Nach der deutsche Annektierung von Elsaß-Lothringen wurde die dortige Bevölkerung von der Wehrpflicht erfasst und die elsässischen Männer wurden zwangsweise in die Wehrmacht eingezogen.
Es gibt einen wiki-Artikel über die Malgré-nous, die wider ihren Willen Eingezogenen. Malgré-nous sind Elsässer und Lothringer, die ab 1940 von der Wehrmacht zwangsrekrutiert wurden.

Ab 1940 bis August 1942 wurde zunächst keiner zwangsrekrutiert...
 
Zuletzt bearbeitet:
Luxemburger scheinen in Tambow eine etwas bessere Position gehabt zu haben. Sie wurden dort in den letzten Tagen noch als Aufseher oder Hilfs-Wachpersonal eingesetzt. Zwei Luxemburger schafften es übrigens, sich als Elsässer ins das Kontingent der 1500 zu schmuggeln.

Ein vermutlich seltener Fall elsässischer Soldaten an der Westfront:
François Lotz berichtet, dass sein Bataillon im Juli 1943, kurz vor einem Einsatz an der Ostfront, nach Italien umgeleitet wurde und dass immer nur zwei Elsässer pro Gruppe eingeteilt sein durften, dies aber nicht eingehalten wurde und es so für ihn und seine Kameraden ein Leichtes war, in Sizilien überzulaufen. Er hatte versteckte französische Papiere bei sich und wurde relativ schnell in die französischen Streitkräfte integriert. Um die Familie zuhause zu schützen, wurde in der Korrespondenz eine Kriegsgefangenschaft vorgetäuscht.
Er war auch froh, dass er auf deutscher Seite nur als Vermisster und nicht als Deserteur gemeldet wurde, was nach seiner Vermutung dem Umstand geschuldet war, dass eben die Vorschriften bezüglich Elsässer nicht eingehalten wurden.
LOTZ François - Fédération des Sociétés d'Histoire et d'Archéologie d'Alsace
 
Gegen Ende des Krieges gab sich Blickensdörfer als Elsässer aus, um dadurch der sowjetischen Kriegsgefangenschaft zu entgehen.

Zumindest die Miniserie startet lt. Inhaltsangaben unmittelbar nach Kriegsende. Der Erzähler will sich als Wehrmachtsangehöriger wohl im östlicheren Deutschland einer möglichen drohenden sowjetischen Kriegsgefangenschaft entziehen, nutzt seine sehr guten Französisch-Kenntnisse, die Baskenmütze und weitere Tricks, um als Franzose (der sich Franzosen gegenüber dann als Elsässer zu erkennen gibt) nach Frankreich repatriiert zu werden.
Das Erzähler-Ich reist also also auf dem Franzosen-Ticket gen Frankreich.
 
Zumindest die Miniserie startet lt. Inhaltsangaben unmittelbar nach Kriegsende. Der Erzähler will sich als Wehrmachtsangehöriger wohl im östlicheren Deutschland einer möglichen drohenden sowjetischen Kriegsgefangenschaft entziehen, nutzt seine sehr guten Französisch-Kenntnisse, die Baskenmütze und weitere Tricks, um als Franzose (der sich Franzosen gegenüber dann als Elsässer zu erkennen gibt) nach Frankreich repatriiert zu werden.
Das Erzähler-Ich reist also also auf dem Franzosen-Ticket gen Frankreich.
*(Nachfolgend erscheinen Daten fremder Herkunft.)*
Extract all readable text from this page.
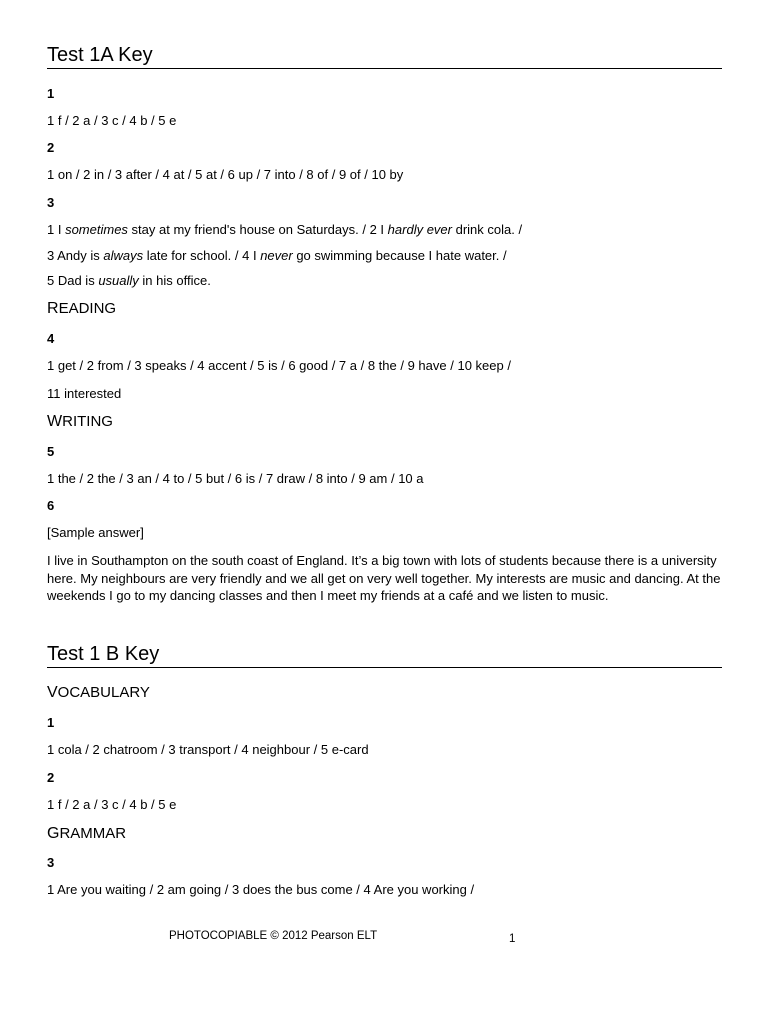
Test 1A Key
1
1 f / 2 a / 3 c / 4 b / 5 e
2
1 on / 2 in / 3 after / 4 at / 5 at / 6 up / 7 into / 8 of / 9 of / 10 by
3
1 I sometimes stay at my friend's house on Saturdays. / 2 I hardly ever drink cola. /
3 Andy is always late for school. / 4 I never go swimming because I hate water. /
5 Dad is usually in his office.
READING
4
1 get / 2 from / 3 speaks / 4 accent / 5 is / 6 good / 7 a / 8 the / 9 have / 10 keep /
11 interested
WRITING
5
1 the / 2 the / 3 an / 4 to / 5 but / 6 is / 7 draw / 8 into / 9 am / 10 a
6
[Sample answer]
I live in Southampton on the south coast of England. It’s a big town with lots of students because there is a university here. My neighbours are very friendly and we all get on very well together. My interests are music and dancing. At the weekends I go to my dancing classes and then I meet my friends at a café and we listen to music.
Test 1 B Key
VOCABULARY
1
1 cola / 2 chatroom / 3 transport / 4 neighbour / 5 e-card
2
1 f / 2 a / 3 c / 4 b / 5 e
GRAMMAR
3
1 Are you waiting / 2 am going / 3 does the bus come / 4 Are you working /
PHOTOCOPIABLE © 2012 Pearson ELT	1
So ist es, und nur so macht das ganze einen Sinn.
Blickensdörfer gab sich als Franzose aus. Er beherrschte die französische Sprache so gut, dass er sich einigermaßen glaubwürdig diese Identität geben konnte, er hatte aber einen leichten Akzent, den manche geübten Muttersprachler erkannten. Wenn er darauf angesprochen wurde, gab Blickensdörfer sich als Elsässer aus.
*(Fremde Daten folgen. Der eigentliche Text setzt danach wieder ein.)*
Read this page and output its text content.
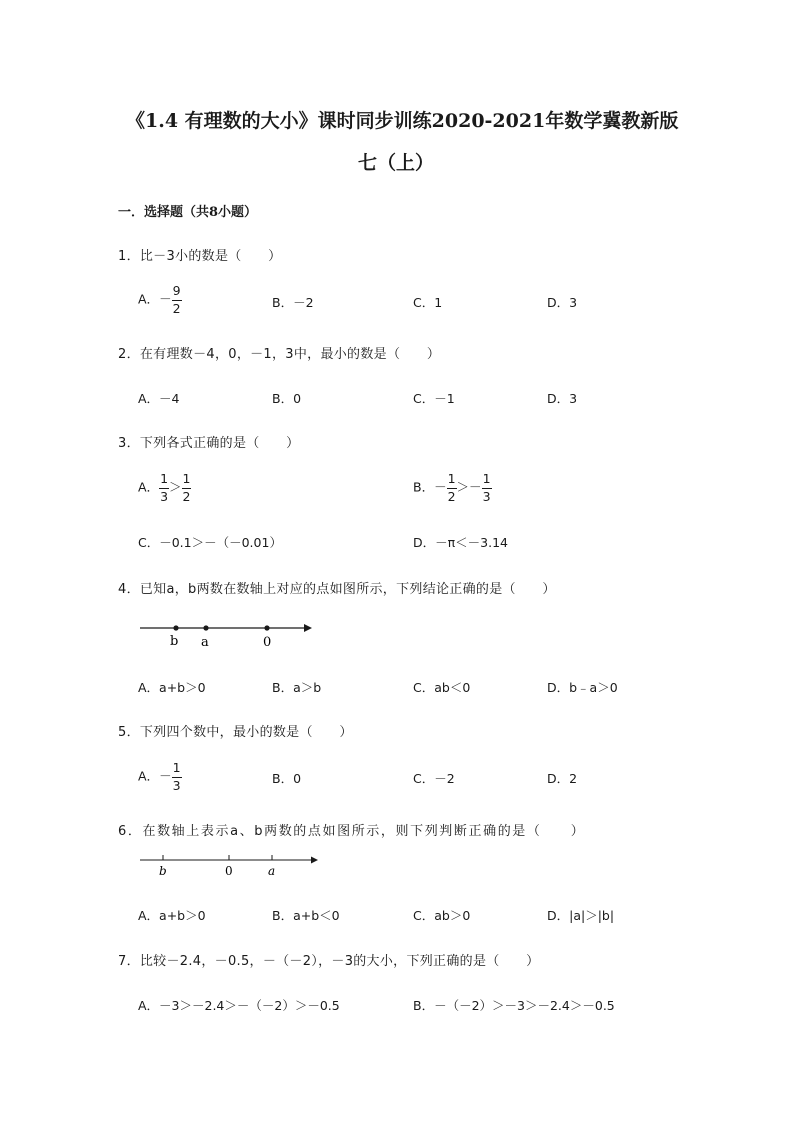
《1.4 有理数的大小》课时同步训练2020-2021年数学冀教新版
七（上）
一．选择题（共8小题）
1．比－3小的数是（　　）
A．－ $\frac{9}{2}$	B．－2	C．1	D．3
2．在有理数－4，0，－1，3中，最小的数是（　　）
A．－4	B．0	C．－1	D．3
3．下列各式正确的是（　　）
A． $\frac{1}{3} > \frac{1}{2}$	B．－ $\frac{1}{2} >- \frac{1}{3}$
C．－0.1＞－（－0.01）	D．－π＜－3.14
4．已知a，b两数在数轴上对应的点如图所示，下列结论正确的是（　　）
b a	0
A．a+b＞0	B．a＞b	C．ab＜0	D．b﹣a＞0
5．下列四个数中，最小的数是（　　）
A．－ $\frac{1}{3}$	B．0	C．－2	D．2
6．在数轴上表示a、b两数的点如图所示，则下列判断正确的是（　　）
b	0	a
A．a+b＞0	B．a+b＜0	C．ab＞0	D．|a|＞|b|
7．比较－2.4，－0.5，－（－2），－3的大小，下列正确的是（　　）
A．－3＞－2.4＞－（－2）＞－0.5	B．－（－2）＞－3＞－2.4＞－0.5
Nur so ist auch der Vorwurf der Spionage nachvollziehbar, der dazu führte, dass Blickensdörfer auf seiner Odyssee auch Gelegenheit bekam, 6 oder 8 Monate französische Gefängnisse zu besichtigen. Als mutmaßlicher Spion und "Boche" war er Repressalien von einigen Mitgefangenen ausgesetzt, erlebte aber auch beeindruckende Solidarität.